Dealing with Business Angels
Business angels have become an integral part of the early-stage financing of German technology companies. Although institutions such as the High-Tech Gründerfonds (HTGF) and BayernKapital are very powerful state seed financing institutions, they too can only launch young companies financially together with business angels who are also involved in the operations of the young companies. This is especially true because VC funds typically do not subscribe to investment tickets of EUR 200,000 to EUR 1 million, but rather, due to their fund sizes, only aim for investments of EUR 1 to 2 million and a total financing volume per target of approximately EUR 5 million. Smaller ticket sizes make no business sense for them with fund sizes of EUR 50 million to EUR 100 million in view of the administrative effort involved. Accordingly, it is most welcome that business angels are becoming increasingly visible with their financing contribution and will hopefully soon attain a similar importance as in Silicon Valley.
For this very positive development, it was and is important that enough entrepreneurs mostly actually earned money with their early entrepreneurial activities, because only such people are really willing to put his hard-earned money back into entrepreneurial risk. — In addition to one/two dozen well-known and large German business angels, who also make investments of ggfs. 100,000 per target, there is an increasing number of business angels in Germany who are willing and able to invest between EUR 20,000 and EUR 200,000 per investment in young companies, with an average of 10 investments for reasons of risk diversification. These Angels are increasingly organizing themselves into informal circles to get sufficient deal flow this way. Thus, it is mostly only possible to get in touch with business angels through corresponding business angel circles or networks, as there are no official lists of business angels willing to invest. In this respect, business angels — unlike VC companies — are usually very difficult for founders to find and approach.
Founders should treat business angels no differently than venture capital investors. Both categories of investors primarily provide founders with their financial resources. Both categories of investors also advertise that they can and want to help founders not only with “dumb” money, but also with active help in developing their companies. However, you can often expect a little more “hands-on” from business angels. However, as a founder, you should be careful not to give the business angel shares primarily for his active help, but for his capital investment.
When designing the legal framework for a participation of business angels in young technology companies, it is important to ensure that the framework conditions are as similar as possible to those typically used by venture capital investors, e.g. exclusively participations in corporations, preferred shares with liquidation preference, protection against dilution, certain veto rights and a vesting of founders’ shares. However, insofar as shares are also agreed for the work performance of the business angel, it must be precisely defined how many days per week per percentage point of participation are actually to be worked on the part of the business angel and what happens if the business angel does not fulfill this obligation in the end.

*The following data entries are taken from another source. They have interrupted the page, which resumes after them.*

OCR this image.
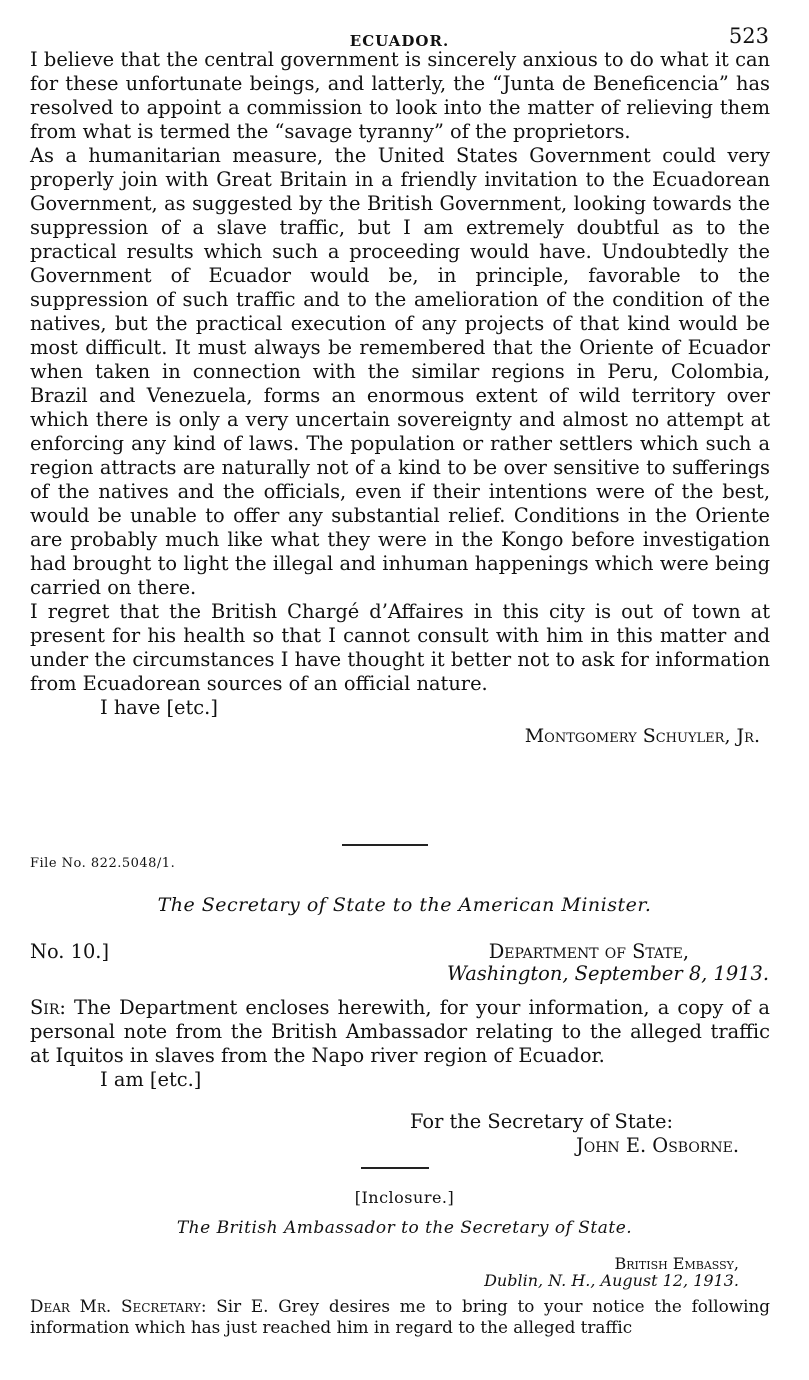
ECUADOR.	523

I believe that the central government is sincerely anxious to do what it can for these unfortunate beings, and latterly, the “Junta de Beneficencia” has resolved to appoint a commission to look into the matter of relieving them from what is termed the “savage tyranny” of the proprietors.

As a humanitarian measure, the United States Government could very properly join with Great Britain in a friendly invitation to the Ecuadorean Government, as suggested by the British Government, looking towards the suppression of a slave traffic, but I am extremely doubtful as to the practical results which such a proceeding would have. Undoubtedly the Government of Ecuador would be, in principle, favorable to the suppression of such traffic and to the amelioration of the condition of the natives, but the practical execution of any projects of that kind would be most difficult. It must always be remembered that the Oriente of Ecuador when taken in connection with the similar regions in Peru, Colombia, Brazil and Venezuela, forms an enormous extent of wild territory over which there is only a very uncertain sovereignty and almost no attempt at enforcing any kind of laws. The population or rather settlers which such a region attracts are naturally not of a kind to be over sensitive to sufferings of the natives and the officials, even if their intentions were of the best, would be unable to offer any substantial relief. Conditions in the Oriente are probably much like what they were in the Kongo before investigation had brought to light the illegal and inhuman happenings which were being carried on there.

I regret that the British Chargé d’Affaires in this city is out of town at present for his health so that I cannot consult with him in this matter and under the circumstances I have thought it better not to ask for information from Ecuadorean sources of an official nature.

I have [etc.]

Montgomery Schuyler, Jr.

File No. 822.5048/1.
The Secretary of State to the American Minister.
No. 10.]	Department of State,
Washington, September 8, 1913.

Sir: The Department encloses herewith, for your information, a copy of a personal note from the British Ambassador relating to the alleged traffic at Iquitos in slaves from the Napo river region of Ecuador.

I am [etc.]

For the Secretary of State:
John E. Osborne.
[Inclosure.]
The British Ambassador to the Secretary of State.
British Embassy,
Dublin, N. H., August 12, 1913.

Dear Mr. Secretary: Sir E. Grey desires me to bring to your notice the following information which has just reached him in regard to the alleged traffic
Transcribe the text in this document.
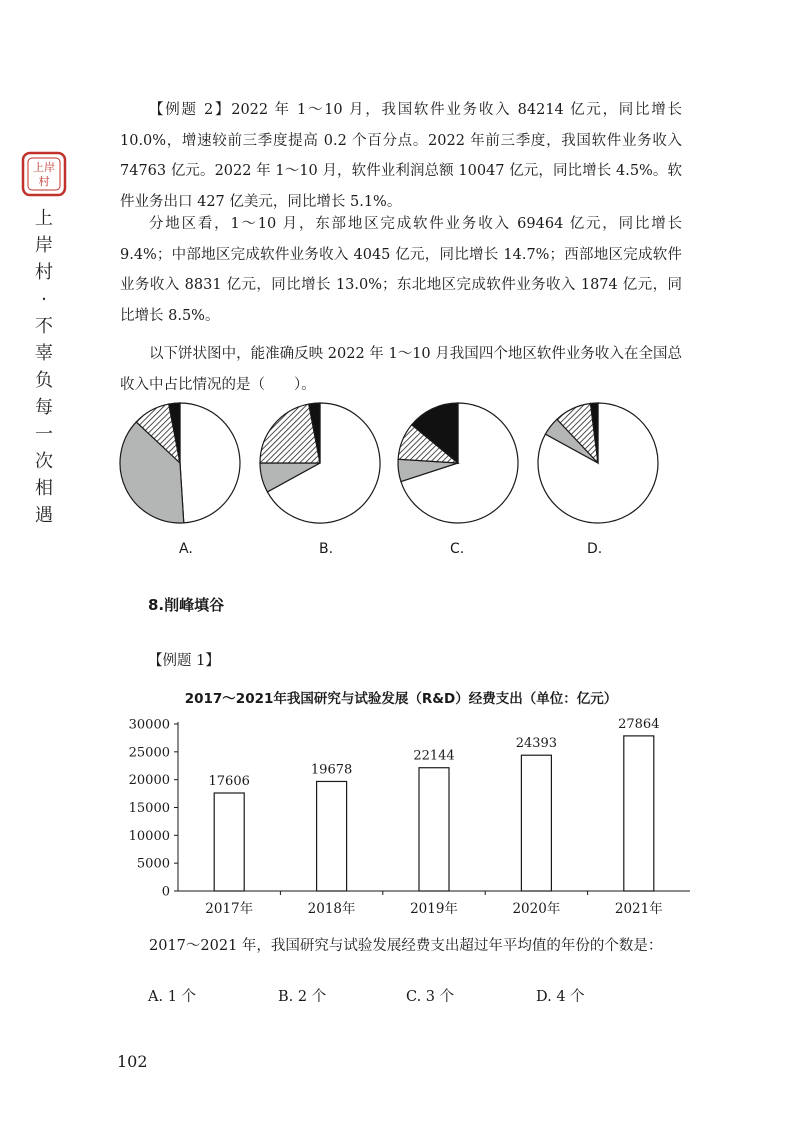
上岸
村
上
岸
村
·
不
辜
负
每
一
次
相
遇
【例题 2】2022 年 1～10 月，我国软件业务收入 84214 亿元，同比增长 10.0%，增速较前三季度提高 0.2 个百分点。2022 年前三季度，我国软件业务收入 74763 亿元。2022 年 1～10 月，软件业利润总额 10047 亿元，同比增长 4.5%。软件业务出口 427 亿美元，同比增长 5.1%。
分地区看，1～10 月，东部地区完成软件业务收入 69464 亿元，同比增长 9.4%；中部地区完成软件业务收入 4045 亿元，同比增长 14.7%；西部地区完成软件业务收入 8831 亿元，同比增长 13.0%；东北地区完成软件业务收入 1874 亿元，同比增长 8.5%。
以下饼状图中，能准确反映 2022 年 1～10 月我国四个地区软件业务收入在全国总收入中占比情况的是（　　）。
A.	B.	C.	D.
8.削峰填谷
【例题 1】
2017～2021年我国研究与试验发展（R&D）经费支出（单位：亿元）
0
5000
10000
15000
20000
25000
30000
17606
2017年
19678
2018年
22144
2019年
24393
2020年
27864
2021年
2017～2021 年，我国研究与试验发展经费支出超过年平均值的年份的个数是：
A. 1 个	B. 2 个	C. 3 个	D. 4 个
102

Business angels should always structure their investments in young technology companies in such a way that further financing rounds, which are inevitable in 99% of all cases, are not hindered by this or the conditions of different financing rounds are largely similar in terms of technology and legal structure and only vary in terms of valuation — i.e. the amount to be paid per share to the young company. This can ensure a rudimentary alignment of investors’ interests. If angels follow standard venture capital contractual provisions, they can also more easily ensure that venture capital investors can be integrated into an investment portfolio in later financing rounds without significantly changing the overall structure.

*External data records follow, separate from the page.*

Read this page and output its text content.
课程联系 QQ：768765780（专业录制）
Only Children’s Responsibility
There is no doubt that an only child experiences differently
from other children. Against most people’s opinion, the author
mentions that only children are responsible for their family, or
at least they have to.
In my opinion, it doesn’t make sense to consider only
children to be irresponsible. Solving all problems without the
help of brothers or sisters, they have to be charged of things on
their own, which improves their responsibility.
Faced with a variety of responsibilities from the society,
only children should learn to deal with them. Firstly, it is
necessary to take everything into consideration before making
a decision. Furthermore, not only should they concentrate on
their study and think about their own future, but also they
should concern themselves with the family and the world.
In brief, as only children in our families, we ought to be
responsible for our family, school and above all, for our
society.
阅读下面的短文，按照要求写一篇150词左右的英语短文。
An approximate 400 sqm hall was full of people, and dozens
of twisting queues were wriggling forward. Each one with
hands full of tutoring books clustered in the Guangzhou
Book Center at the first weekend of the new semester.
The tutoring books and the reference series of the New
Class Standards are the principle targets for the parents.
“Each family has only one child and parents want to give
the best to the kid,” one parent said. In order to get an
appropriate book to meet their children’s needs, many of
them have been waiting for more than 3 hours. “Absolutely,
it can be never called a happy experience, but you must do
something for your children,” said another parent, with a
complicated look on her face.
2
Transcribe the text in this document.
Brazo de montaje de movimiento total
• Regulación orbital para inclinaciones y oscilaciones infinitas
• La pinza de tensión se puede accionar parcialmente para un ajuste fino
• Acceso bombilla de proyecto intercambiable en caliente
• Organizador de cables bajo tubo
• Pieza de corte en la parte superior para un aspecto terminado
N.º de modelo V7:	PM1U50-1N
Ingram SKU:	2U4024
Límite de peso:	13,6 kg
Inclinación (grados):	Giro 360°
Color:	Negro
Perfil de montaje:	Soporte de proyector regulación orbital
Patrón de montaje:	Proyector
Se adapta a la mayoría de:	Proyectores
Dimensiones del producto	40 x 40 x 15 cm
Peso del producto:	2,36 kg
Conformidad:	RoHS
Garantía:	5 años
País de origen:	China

Essential regulations for securing their investments for business angels are regulations (i) via a pre-satisfaction = repatriation of angel investments in the event of an exit (liquidation preference), (ii) the protection of the Angel, in case a future financing round takes place at a lower valuation (down round), that he can demand an adjustment of the shareholding ratios for his earlier investment, so that he is not unduly punished for his — unfortunately — excessive optimism, (iii) arrangements between the founders and between founders and investors that founders lose part of their shares if they are not available for the implementation of the project for the initially agreed period of at least three to four years (so-called founders’ vesting); and (iv) appropriate corporate governance, i.e. an advisory board structure in which investors do not automatically have a majority, but in which key decisions cannot be made against the will of the investors either and, moreover, both the founders and the investors as well as industry-experienced experts are made available to the company as coaches.

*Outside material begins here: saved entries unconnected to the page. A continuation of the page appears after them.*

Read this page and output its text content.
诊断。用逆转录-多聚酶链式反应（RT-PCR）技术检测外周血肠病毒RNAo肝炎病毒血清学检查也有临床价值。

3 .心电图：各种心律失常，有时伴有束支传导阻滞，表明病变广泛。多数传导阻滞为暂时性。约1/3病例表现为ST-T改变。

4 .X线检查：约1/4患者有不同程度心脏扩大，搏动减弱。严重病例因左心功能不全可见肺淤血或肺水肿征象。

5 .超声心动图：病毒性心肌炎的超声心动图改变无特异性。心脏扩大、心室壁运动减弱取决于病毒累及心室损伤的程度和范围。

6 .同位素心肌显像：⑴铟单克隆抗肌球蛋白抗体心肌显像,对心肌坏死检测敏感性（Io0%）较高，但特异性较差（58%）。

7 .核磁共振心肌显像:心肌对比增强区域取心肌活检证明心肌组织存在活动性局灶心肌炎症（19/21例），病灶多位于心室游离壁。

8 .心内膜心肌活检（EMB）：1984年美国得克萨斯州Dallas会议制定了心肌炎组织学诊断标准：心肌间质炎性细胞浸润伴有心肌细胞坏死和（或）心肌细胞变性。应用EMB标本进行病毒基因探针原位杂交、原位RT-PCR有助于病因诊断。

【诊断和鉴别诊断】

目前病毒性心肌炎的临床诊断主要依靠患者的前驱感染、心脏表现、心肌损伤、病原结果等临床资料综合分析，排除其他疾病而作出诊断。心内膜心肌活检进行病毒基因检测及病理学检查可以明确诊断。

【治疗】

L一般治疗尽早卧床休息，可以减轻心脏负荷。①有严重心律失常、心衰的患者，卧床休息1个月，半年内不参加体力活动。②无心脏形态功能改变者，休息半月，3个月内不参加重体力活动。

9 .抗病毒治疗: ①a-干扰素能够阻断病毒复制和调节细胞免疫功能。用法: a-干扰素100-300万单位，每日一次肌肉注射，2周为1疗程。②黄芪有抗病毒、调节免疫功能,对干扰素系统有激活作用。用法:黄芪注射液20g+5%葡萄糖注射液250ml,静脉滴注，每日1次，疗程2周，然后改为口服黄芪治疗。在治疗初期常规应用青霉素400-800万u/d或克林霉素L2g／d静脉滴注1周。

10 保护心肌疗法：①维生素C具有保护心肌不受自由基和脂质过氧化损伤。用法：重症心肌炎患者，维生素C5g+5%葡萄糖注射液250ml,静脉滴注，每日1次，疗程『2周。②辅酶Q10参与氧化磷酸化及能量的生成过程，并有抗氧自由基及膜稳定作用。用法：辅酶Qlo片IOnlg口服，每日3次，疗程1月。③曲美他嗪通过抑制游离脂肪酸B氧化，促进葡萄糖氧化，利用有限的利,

Finally, it should be noted that it makes little sense not to take excessively high participation percentages from the founders in seed financing despite the high risk of young companies, as it can then often happen that further financing rounds dilute the founders to marginal participation percentages of 2 to 5%, at which the founders may lose interest in the project because they feel they cannot profit from any value they generate anyway. In this respect, it is advisable for both angels and founders to draw on more or less standardized contracts, which have proven themselves hundreds of times over and can be implemented effortlessly, when drafting their contracts with the help of lawyers who have already practiced this trade for many years or decades.